The environmental scientist for NASA spent a year living inside a cramped dome with five other scientists in a year-long mission to mimic the conditions of living on the Martian land.

Given the incredibly harsh and inhospitable conditions on Mars, any human expedition to the planet would involve living in a small self-contained environment, protected from the elements. But before that ever happens, NASA researchers wanted to study the psychological effects such a lifestyle would have on the astronauts who volunteered to be plonked on Mars for an extended stay.

"Everything from day-to-day life in isolation, they were wanting to learn about," Johnston said.


The 27-year-old was the Commander of the latest Hawaii Space Exploration Analog and Simulation Mission (HI-SEAS) and her job was to communicate with mission support about what the crew needed to do each day.

Their habitat was perched between two of the world's largest volcanoes in Hawaii at 2700 metres above sea level. Each scientist had a bedroom about the size of an "under-the-stairs cupboard" and along with just 80 square metres of usable space - including a kitchen, dining room, two bathrooms, lab, exercise area and common areas.

As you could imagine, living in such close quarters led to some testy moments between the scientists.
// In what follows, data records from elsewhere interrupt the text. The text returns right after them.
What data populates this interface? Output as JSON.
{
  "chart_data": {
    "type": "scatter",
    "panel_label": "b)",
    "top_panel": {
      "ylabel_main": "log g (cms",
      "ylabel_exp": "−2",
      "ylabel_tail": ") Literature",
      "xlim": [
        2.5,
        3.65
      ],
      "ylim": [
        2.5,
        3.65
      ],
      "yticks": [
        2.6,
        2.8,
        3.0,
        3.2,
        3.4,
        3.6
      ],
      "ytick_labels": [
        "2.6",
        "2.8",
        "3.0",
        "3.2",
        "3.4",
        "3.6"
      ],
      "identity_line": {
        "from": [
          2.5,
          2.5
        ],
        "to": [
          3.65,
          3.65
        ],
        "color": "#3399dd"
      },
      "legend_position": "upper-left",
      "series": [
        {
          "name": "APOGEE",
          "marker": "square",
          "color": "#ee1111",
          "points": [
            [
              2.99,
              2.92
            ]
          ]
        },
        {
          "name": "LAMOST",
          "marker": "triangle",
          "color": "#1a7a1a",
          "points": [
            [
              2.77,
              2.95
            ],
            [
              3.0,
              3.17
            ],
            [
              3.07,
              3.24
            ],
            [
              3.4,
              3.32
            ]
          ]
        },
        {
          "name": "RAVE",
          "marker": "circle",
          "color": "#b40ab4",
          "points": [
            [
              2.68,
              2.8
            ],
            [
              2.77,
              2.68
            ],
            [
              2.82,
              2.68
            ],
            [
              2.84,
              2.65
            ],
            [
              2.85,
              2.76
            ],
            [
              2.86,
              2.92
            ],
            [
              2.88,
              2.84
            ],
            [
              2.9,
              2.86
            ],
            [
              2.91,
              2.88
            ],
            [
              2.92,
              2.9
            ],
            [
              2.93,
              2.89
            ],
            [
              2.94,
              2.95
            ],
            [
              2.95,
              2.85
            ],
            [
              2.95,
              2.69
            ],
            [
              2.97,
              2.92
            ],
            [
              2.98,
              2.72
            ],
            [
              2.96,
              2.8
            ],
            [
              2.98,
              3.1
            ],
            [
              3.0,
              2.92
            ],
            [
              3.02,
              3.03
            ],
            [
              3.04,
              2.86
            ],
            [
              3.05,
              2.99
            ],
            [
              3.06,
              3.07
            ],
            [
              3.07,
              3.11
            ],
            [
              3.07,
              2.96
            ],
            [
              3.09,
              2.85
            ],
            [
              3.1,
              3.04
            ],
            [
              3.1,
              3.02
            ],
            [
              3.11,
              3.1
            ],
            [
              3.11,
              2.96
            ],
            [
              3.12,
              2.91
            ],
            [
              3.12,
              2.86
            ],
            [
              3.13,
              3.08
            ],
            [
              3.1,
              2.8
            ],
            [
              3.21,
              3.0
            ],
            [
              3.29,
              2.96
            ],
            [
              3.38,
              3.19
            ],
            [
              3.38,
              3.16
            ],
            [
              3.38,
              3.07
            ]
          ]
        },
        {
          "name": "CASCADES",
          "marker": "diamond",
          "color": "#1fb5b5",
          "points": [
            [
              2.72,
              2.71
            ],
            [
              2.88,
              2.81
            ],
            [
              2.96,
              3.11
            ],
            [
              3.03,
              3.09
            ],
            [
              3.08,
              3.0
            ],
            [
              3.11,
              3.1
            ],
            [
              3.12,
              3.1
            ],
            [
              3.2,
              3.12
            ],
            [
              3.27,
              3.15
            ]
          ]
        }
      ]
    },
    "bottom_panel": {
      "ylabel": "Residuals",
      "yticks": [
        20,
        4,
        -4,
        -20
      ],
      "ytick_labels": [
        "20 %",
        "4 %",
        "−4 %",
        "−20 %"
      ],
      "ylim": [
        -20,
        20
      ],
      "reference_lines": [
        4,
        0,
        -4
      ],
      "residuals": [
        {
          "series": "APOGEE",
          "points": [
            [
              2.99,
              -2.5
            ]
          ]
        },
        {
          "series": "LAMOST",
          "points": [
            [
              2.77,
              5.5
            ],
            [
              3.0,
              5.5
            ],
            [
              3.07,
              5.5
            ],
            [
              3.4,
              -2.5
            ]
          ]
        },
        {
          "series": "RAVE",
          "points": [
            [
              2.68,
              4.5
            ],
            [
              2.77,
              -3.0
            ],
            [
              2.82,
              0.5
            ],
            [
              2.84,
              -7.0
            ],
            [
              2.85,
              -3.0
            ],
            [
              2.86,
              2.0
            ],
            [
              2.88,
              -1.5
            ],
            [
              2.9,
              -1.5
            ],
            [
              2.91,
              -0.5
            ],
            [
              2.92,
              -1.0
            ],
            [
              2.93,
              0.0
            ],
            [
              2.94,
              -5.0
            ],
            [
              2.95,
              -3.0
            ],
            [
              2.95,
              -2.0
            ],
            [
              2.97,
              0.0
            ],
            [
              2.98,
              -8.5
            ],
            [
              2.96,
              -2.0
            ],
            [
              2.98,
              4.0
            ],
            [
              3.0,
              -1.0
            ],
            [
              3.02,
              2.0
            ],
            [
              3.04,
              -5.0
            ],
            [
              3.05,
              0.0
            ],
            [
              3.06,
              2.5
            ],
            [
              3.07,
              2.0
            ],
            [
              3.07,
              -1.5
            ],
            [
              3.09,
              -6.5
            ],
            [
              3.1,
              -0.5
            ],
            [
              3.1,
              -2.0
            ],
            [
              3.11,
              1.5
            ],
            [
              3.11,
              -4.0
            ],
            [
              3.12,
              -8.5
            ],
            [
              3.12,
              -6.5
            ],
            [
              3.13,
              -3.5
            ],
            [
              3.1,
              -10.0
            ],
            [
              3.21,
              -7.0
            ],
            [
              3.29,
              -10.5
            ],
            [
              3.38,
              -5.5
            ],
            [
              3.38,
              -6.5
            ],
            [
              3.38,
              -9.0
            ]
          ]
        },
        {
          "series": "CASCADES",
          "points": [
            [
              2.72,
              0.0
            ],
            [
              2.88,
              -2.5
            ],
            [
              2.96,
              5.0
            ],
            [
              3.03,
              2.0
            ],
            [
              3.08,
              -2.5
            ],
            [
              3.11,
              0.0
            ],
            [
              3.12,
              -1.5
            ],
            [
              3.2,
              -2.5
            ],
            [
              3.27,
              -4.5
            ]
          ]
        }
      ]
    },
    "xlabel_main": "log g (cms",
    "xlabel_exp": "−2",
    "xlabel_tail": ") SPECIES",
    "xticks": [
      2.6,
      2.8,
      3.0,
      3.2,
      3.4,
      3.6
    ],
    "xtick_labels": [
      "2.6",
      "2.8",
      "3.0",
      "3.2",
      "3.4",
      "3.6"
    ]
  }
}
"As every family knows you don't always get along all the time. We had plenty of arguments during the year," she said. "Working though that just to figure out how to get along just to get to the next stage was really important."

One of the drawbacks of being chosen to lead humanity's push to become an interplanetary species is having to give up your privacy.

"You could hear everything else that happened in the dome, and they could hear you," Johnston recounted. "It wasn't very private at all."

Living on top of each other made for some intimate, and rather icky, situations.

"It seems like every simulation or mission has issues with their toilet," she said. "It's always one of the big issues. So we had to clean the toilets every week ... we had to remove compost from there. It became a stinky issue rather than an unclean one."


About two or three times a week the team would leave the dome for the outside world, but of course that involved donning a heavy space suit to contend with the Martian conditions.

The make believe astronauts would receive a food drop about every four months with freeze dried, dehydrated and powdered ingredients from which they made their food.

"Ideally if you were on a trip to Mars you would have all sorts of life support systems and plant growth systems that could produce all of your food but (this) experiment was ... more geared towards the social and psychological aspects," she said.

The only contact they had with the outside world - and their loved ones - was via e-mail with a 20-minute delay each way to replicate the time it would take to get a message to Mars.

But of all things that surprised her about the what she missed it was avocados, for which she had a daily craving.

However, it might please you to know that the toughest thing for Johnston and other crew members was something we all experience as Earth-dwelling beings: getting stuff done. The days in isolation were strange to get accustomed to and the participants had to adjust to their new lifestyle and feel like they were achieving what they wanted to.

"If you have a bunch of over-achievers in one area, it's very easy for them to feel that they're not getting enough done," she said.

The six scientists filled out more than 3,000 surveys throughout the year, and while NASA has not yet released the findings from its intensive study, Ms Johnston will be in Australia in March.

She will speak at a number of events celebrating women, including the Sydney Opera House's All About Women festival in Sydney on 5 March, the Wheeler Centre in Melbourne on 6 March, and WOMADelaide's Planet Talks in Adelaide on 11 March.